Borboletas.

Albus Severus Potter/Scorpius Malfoy.

Enquanto tomava chá, naquela noite, realizei que as coisas que eu lia nos livros estavam bem mais longe de mim do que alguma vez eu poderia ter imaginado. Era como se eu estivesse sob uma redoma, e então havia o mundo: Cheio de sentimentos e sensações que eu só via através do vidro, e que talvez nunca poderia chegar a sentir realmente.

A idéia de que existiam pessoas que me sentiam havia me confortado, uma vez, mas então este conforto deu lugar a uma sensação de vazio, quando em uma manhã cinzenta qualquer eu descobri que aquelas pessoas – as únicas pessoas que talvez pudessem penetrar minha redoma – existiam apenas nas páginas amareladas dos livros que eu devorava ao decorrer dos anos.

Ele havia confiado em mim, e eu o desapontei com palavras cuspidas que ao deixar minha garganta mais pareciam facas pontiagudas e com seu gume plenamente afiado. Eu não precisava daquilo. Mas eu fazia o pesadelo parecer real e depois dormia sob cobertas que escondiam minha angustia. Ou eu apenas gostava de sustentar esta ilusão.

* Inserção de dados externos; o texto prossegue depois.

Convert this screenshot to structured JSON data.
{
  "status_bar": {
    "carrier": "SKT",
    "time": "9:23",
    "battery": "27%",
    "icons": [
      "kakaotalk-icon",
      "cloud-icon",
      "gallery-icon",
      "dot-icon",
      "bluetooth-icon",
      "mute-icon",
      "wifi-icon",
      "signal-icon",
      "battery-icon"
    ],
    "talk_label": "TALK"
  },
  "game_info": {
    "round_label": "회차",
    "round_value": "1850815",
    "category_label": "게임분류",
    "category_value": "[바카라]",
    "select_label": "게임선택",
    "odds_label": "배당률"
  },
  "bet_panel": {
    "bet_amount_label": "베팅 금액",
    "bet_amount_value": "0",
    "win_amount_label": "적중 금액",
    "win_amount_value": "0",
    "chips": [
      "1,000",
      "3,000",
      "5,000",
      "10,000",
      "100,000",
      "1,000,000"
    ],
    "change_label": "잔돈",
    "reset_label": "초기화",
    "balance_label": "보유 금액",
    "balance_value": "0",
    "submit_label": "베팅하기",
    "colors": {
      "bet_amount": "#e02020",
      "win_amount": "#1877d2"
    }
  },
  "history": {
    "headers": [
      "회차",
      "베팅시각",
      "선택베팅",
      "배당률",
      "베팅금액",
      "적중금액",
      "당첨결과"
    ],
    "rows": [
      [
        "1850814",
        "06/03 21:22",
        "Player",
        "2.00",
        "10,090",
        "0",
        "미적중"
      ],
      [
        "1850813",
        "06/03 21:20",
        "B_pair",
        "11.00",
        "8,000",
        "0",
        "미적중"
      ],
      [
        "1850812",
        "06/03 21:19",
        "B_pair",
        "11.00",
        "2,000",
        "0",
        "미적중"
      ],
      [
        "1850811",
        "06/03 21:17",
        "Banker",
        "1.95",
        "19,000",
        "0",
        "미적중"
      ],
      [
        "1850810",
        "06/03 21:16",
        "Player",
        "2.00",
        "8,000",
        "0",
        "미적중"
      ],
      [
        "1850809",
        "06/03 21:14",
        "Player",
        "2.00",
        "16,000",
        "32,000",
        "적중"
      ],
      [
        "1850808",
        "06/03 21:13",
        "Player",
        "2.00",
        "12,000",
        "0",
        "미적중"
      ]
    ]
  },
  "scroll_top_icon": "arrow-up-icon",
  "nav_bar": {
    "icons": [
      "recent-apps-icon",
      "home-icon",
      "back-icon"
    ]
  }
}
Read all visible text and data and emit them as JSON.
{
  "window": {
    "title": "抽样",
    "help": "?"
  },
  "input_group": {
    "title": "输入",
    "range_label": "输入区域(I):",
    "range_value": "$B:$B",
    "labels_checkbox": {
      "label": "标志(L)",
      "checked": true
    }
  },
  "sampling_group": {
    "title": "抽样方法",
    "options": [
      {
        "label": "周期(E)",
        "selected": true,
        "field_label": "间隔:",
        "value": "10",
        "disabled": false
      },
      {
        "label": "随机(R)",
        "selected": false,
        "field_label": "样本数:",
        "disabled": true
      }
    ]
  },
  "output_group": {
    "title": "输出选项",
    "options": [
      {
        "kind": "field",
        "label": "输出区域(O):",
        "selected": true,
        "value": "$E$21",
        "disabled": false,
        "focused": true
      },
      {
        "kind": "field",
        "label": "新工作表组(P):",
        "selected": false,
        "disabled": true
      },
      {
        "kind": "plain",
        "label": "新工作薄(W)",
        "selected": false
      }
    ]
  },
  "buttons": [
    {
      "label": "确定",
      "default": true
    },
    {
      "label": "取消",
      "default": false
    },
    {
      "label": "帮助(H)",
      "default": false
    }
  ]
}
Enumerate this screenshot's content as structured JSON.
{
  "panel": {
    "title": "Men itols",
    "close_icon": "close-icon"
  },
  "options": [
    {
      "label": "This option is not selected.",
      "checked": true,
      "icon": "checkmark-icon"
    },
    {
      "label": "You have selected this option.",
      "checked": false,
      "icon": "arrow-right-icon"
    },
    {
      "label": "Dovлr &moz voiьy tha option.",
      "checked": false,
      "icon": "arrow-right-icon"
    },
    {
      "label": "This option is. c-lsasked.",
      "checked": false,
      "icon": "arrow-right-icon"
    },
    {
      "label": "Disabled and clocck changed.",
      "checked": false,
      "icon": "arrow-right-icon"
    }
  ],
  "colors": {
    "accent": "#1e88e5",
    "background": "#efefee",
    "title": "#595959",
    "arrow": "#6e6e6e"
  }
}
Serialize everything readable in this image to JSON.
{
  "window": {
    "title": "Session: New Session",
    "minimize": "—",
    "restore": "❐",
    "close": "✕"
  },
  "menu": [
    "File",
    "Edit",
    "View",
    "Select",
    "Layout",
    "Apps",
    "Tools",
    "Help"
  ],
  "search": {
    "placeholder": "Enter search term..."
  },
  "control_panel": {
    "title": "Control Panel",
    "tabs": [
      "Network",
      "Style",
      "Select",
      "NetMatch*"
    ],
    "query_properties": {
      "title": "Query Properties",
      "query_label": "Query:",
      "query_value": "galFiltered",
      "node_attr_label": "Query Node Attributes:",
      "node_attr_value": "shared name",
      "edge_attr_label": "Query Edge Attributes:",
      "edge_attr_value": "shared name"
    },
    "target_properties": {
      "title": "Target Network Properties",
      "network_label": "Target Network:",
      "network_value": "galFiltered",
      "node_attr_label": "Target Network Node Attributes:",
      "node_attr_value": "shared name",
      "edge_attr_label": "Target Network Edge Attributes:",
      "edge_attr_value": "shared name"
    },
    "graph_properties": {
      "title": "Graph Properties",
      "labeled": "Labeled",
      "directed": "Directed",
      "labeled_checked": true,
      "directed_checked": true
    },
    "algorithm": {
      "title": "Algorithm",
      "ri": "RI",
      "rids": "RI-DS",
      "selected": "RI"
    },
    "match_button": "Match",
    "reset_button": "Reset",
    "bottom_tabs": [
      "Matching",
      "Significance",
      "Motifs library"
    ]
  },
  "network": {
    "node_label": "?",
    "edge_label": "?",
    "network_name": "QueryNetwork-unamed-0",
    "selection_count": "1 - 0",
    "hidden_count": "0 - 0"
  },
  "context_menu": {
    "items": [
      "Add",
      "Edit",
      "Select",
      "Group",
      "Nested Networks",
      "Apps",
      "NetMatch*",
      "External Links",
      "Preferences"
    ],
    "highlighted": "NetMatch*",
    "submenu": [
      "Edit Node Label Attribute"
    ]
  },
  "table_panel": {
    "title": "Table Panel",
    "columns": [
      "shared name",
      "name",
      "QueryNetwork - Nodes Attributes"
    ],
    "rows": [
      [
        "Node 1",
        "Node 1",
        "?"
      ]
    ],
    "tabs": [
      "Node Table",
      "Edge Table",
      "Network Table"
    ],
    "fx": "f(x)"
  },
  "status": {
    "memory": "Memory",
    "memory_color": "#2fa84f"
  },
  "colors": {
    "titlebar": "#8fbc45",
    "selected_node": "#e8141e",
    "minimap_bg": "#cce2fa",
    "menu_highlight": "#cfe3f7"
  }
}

"O que há de errado agora, Scorpius?" Eu o encontrei no dia seguinte, na sala comunal da Sonserina. Ele podia me evitar durante toda a aula de poções ou ignorar-me enquanto fingia tratar de assuntos importantes com alguns outros tolos quaisquer que algumas vezes gostava de chamar de "amigos", mas ele não poderia fazer isto para sempre. Rocei minha cabeça em seu pescoço, em uma tentativa de afago, mas ele permanecera intacto. E frio. E vazio, eu diria.

Quando ele veio ter comigo a sala comunal da já estava quase vazia, exceto por alguns estudantes que recolhiam os seus livros ou terminavam seus deveres. Não disse uma palavra, não era preciso dizer. Suas mãos encontraram o caminho das minhas, os olhos que me deitou valeram de mais do que um pedido de desculpa ou qualquer outra coisa que tencionasse me dizer.

Silêncio. E seus lábios avançaram nos meus, sedentos, quase tanto quando eu estava. Errôneo. Nossas mãos perdiam-se nas curvas de nossos corpos. Corpo aquele que eu havia sonhado tantas vezes – e tocado apenas uma, mas o suficiente para que tivesse a plena consciência de não precisar hesitar. Desejo. E então não haviam mais roupas, estávamos nus e completamente absortos naquela sensação de crescente prazer. As chamas que provinham da lareira serviam de única iluminação naquela noite escura, serpenteavam e ziguezagueavam dando um novo formato às nossas sombras. Quando meus olhos, por uma pequena fração de tempo, encontraram a janela eu pude ver pequenas gotas de chuva que chocavam-se contra ela.

Mas nada mais importava, ele estava ali: Nu em pêlos e em uma palidez extrema. Suas mãos tocavam minha pele. Os lábios sobre os meus lábios, o contato físico que nos aquecia, mesmo em uma noite de inverno, e que fora por tanto tempo reprimido e sustentado por olhares de desejo e palavras sussurradas ao vento, enquanto à noite nossas mãos faziam sozinhas todo o trabalho.

E os seus cabelos louros caiam sobre seus olhos, eles eram curtos – mas não curtos o suficiente para que eu pudesse ter completa visão da expressão que ocupava seu rosto, como desejava. Em meus sonhos ele sempre fora áureo demais, mas nos sonhos as coisas nem sempre saem como planejado, e a realidade – mesmo que não esperada – era ainda mais encantadora do que o imaginável, pelo menos desta vez.

Eu sentia borboletas baterem freneticamente as suas asas dentro do meu estomago, e desta vez não era ele urrando para ser preenchido com algo. Ele dedilhou as minhas costas ossudas enquanto eu sentia um arrepio percorrer-me a espinha, e eu soltava ofegos por não consegui-los reprimir tão bem quanto segurava as palavras.

E eu desejei poder parar o tempo. Mas como diriam os poetas, a vida é feita de metamorfoses. Não haveria então outra noite como aquela, e a mudança daquelas crianças de onze anos para as que haviam agora se tornado eram evidentes. Deveria observar que éramos como borboletas; ora presas em redomas, ora em casulos, mas por ora simplesmente abrindo as asas para que enfim pudéssemos voar.